Pharmacokinetic Effect of Y-3 on RepaglinideWarfarin and Omeprazole in Healthy Participants
Status:
RECRUITING
Trial end date:
2025-08-30
Target enrollment:
Participant gender:
Summary
The primary goal of this clinical trial is to evaluate the effect of Y-3 for injection on the pharmacokinetic profile of the sensitive finger substrates repaglinide tablets, warfarin sodium tablets, and omeprazole enteric-coated capsules for CYP2C8, CYP2C9, and CYP2C19 in Chinese healthy participants, to evaluate whether Y-3 for injection(40mg) will have clinical drug interactions with repaglinide tablets, warfarin sodium tablets and omeprazole enteric-coated capsules, so as to provide a reference for the drafting of Y-3 drug instructions for injection and a basis for the safe and rational use of the drug after marketing. The secondary goal of this clinical trial is to observe the effect of Y-3 for injection on the safety of repaglinide tablets, warfarin sodium tablets and omeprazole enteric-coated capsules. The main questions it aims to answer are:
* What the pharmacokinetic profiles of repaglinide tablets, warfarin sodium tablets, and omeprazole enteric-coated capsules when using Y-3 (40 mg) in healthy participants.
* If Y-3 for injection (40mg) will have clinical drug interactions with repaglinide tablets, warfarin sodium tablets and omeprazole enteric-coated capsules
* If Y-3 for injection (40mg) is safe in participants who using repaglinide tablets, warfarin sodium tablets, and omeprazole enteric-coated capsules.

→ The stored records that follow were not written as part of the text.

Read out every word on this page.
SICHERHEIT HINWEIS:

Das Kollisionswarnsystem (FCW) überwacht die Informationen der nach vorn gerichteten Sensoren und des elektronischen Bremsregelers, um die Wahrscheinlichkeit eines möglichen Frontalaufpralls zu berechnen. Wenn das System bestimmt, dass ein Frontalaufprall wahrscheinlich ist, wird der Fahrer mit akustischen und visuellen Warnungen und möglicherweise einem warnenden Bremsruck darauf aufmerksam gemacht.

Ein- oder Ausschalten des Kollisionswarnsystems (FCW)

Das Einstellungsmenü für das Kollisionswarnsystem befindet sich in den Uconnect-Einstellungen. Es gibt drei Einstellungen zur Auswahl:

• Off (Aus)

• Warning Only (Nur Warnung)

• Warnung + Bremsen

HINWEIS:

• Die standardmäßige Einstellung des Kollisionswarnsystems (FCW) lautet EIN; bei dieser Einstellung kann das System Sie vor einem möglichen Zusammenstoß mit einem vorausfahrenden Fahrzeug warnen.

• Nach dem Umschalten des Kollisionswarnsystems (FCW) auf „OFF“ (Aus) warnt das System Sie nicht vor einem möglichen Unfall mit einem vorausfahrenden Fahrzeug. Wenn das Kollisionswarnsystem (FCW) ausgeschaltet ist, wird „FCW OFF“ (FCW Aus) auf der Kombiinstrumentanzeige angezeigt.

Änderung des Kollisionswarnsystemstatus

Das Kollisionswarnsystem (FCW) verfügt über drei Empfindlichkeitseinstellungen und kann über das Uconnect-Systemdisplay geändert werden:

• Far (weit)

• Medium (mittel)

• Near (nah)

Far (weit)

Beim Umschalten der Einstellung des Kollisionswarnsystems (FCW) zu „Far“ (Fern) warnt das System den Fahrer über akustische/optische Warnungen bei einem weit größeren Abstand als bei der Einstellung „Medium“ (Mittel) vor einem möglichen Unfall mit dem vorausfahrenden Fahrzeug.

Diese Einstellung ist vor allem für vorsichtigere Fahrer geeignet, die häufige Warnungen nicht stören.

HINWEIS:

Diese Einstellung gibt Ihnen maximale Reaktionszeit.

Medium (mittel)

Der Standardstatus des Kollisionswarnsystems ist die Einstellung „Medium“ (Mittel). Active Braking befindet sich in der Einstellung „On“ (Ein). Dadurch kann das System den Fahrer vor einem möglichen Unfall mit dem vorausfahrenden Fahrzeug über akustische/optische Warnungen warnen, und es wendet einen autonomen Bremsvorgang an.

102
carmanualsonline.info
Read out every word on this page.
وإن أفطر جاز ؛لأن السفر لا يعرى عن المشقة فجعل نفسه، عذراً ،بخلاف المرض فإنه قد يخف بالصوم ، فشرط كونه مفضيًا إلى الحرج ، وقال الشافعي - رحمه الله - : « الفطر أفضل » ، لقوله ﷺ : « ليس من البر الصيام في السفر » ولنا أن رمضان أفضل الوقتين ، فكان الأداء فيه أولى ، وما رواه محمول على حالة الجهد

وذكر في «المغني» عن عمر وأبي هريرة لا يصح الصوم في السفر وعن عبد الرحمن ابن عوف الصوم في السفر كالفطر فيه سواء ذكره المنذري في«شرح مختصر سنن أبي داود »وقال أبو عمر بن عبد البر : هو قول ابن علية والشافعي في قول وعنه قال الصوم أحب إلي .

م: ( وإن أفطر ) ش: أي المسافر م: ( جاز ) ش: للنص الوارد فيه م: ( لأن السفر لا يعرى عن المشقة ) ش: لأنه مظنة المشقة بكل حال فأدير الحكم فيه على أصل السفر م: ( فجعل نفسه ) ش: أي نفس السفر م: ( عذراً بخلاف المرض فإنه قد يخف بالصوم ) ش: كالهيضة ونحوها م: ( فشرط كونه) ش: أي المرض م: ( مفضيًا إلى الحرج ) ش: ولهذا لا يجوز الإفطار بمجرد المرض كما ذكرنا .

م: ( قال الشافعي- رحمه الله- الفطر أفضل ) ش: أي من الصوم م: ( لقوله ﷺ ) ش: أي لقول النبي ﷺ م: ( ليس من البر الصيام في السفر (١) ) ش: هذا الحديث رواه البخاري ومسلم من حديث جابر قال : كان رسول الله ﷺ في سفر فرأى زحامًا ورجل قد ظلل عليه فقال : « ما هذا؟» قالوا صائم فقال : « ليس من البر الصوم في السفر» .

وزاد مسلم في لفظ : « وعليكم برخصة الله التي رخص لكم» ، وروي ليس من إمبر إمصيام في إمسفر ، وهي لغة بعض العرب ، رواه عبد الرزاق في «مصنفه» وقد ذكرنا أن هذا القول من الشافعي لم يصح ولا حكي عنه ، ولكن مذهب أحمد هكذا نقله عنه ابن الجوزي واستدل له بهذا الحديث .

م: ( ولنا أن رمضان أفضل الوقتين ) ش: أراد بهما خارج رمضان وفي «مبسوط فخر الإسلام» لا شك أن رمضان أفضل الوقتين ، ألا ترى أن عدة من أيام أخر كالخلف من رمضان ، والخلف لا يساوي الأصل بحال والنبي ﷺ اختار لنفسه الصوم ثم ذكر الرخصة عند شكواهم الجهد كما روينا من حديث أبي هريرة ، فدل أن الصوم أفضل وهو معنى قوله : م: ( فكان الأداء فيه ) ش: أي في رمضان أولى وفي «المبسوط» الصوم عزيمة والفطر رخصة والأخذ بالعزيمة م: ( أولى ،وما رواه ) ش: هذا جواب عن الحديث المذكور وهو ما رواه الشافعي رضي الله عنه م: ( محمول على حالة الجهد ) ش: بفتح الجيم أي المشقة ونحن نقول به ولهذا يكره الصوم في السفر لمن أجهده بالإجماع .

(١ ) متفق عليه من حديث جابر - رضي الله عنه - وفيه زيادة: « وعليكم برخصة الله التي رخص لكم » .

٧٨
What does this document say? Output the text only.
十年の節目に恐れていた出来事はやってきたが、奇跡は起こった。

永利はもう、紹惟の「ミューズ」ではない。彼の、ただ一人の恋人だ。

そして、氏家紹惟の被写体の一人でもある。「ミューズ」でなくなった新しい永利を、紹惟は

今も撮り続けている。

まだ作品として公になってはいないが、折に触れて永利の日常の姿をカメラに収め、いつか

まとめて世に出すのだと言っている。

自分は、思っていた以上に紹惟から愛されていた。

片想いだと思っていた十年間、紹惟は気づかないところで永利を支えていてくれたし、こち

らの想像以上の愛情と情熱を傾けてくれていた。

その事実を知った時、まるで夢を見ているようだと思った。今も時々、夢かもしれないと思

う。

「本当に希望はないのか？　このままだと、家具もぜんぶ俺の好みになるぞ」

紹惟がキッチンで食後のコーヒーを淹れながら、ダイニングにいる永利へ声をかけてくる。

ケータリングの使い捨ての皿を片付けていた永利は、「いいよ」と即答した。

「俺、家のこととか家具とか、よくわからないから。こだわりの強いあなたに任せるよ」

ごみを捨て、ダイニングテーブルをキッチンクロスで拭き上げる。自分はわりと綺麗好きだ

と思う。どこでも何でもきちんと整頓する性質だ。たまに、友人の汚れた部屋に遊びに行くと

Researchers will see what the pharmacokinetic profiles and safety of repaglinide tablets, warfarin sodium tablets, and omeprazole enteric-coated capsules when using Y-3 (40 mg) in healthy participants.
Participants will:
* Take repaglinide tablets, warfarin sodium tablets and omeprazole enteric-coated capsules without Y-3.
* Take repaglinide tablets, warfarin sodium tablets and omeprazole enteric-coated capsules during the use of Y-3.
* Answer questions regarding your medical history.
* Comply with the study procedures and requests.
* Complete all tests and collections of PK Sampling.
* Must not have any special dietary requirements and be able to consume the food (low-fat) provided by Tranquil Clinical Research during your 4-night stay.
* Must avoid excessive (\> 8 cups per day) caffeine consumption (i.e. coffee or tea) during your time in the study.
* Must not consume any food or beverage rich in grapefruit, papaya, or mango during your time in the study.
* Must not take any other medications, including traditional Chinese medicines and herbal medicines, during your time in the study.
* Must avoid sexual activity or use non-drug contraceptive measures (i.e. condoms) during your time in the study.
* Female participants must not become pregnant while in the study.
* Must not receive any vaccinations during your time in the study.
* Must not donate blood for purposes outside of study procedures during your time in the study.
* Must not drink alcohol during your time in the study.
* Must not smoke during your time in the study.
* Inform your Study Doctor if you no longer wish to participate in the study.